I'm encouraged by the speed of the Rust file-storage iterator. This makes me hopeful that I'll be able to create a much faster ZEO server.

It's been fun and frustrating learning Rust. I anticipate more ahead as I work on a new ZEO server.

Rust is a low-level language, but with a lot of interesting compile-time automation. It reminds me a lot of Scala, but it seems to be much much faster. I wouldn't use it for everything, but it looks to be very attractive where speed is critical.

[1]	ZEO is a client-server storage implementation for ZODB.

[2]	There are library facilities for run-time reference counting.

[3]	Mutable access is needed because file I/O operations change a file's position and thus mutate it.

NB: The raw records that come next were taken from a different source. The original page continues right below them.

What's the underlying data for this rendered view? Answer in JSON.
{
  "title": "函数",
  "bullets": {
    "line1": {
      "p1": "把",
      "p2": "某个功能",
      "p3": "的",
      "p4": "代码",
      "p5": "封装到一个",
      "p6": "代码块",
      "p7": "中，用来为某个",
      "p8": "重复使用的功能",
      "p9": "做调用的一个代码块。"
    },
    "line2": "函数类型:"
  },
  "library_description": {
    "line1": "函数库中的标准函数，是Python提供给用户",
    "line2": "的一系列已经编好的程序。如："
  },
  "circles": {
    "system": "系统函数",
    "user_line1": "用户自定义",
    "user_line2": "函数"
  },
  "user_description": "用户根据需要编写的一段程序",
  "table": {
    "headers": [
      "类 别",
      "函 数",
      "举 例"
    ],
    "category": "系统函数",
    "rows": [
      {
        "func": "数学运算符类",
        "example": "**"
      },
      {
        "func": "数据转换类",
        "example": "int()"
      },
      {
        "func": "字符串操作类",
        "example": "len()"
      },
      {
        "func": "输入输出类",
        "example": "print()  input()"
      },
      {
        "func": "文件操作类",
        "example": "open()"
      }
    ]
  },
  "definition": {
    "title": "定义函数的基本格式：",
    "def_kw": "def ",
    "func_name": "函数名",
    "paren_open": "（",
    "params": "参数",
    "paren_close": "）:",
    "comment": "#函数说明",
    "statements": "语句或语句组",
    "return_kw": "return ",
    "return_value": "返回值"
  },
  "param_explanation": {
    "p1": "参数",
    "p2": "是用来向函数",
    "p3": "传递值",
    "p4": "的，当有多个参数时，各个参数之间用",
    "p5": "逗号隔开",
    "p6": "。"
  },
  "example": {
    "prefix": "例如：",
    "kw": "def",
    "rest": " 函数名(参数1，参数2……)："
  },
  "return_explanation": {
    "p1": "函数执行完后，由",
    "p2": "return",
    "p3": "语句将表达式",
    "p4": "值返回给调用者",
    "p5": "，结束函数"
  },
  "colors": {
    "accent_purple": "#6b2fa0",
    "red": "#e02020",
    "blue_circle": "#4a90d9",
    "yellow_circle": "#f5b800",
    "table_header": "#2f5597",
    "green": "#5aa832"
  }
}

[4]	(1, 2) Panics are a crude form of exception, meant for dealing with program bugs. The normal way of dealing with errors is with Result objects.

[5]

I'll note what the reasons were, but getting into the details would be a too much of a distraction here. In Rust, a struct (similar to a Python class) can only contain references if the struct is parameterized by a lifetime. Iterators use associated types to describe the things they yield. If an associated type is parameterized by a lifetime, then any trait (interface) implemented by a type with the associated type must be parameterized by a lifetime. The iteration trait isn't parameterized by lifetime, so iterators can't contain references.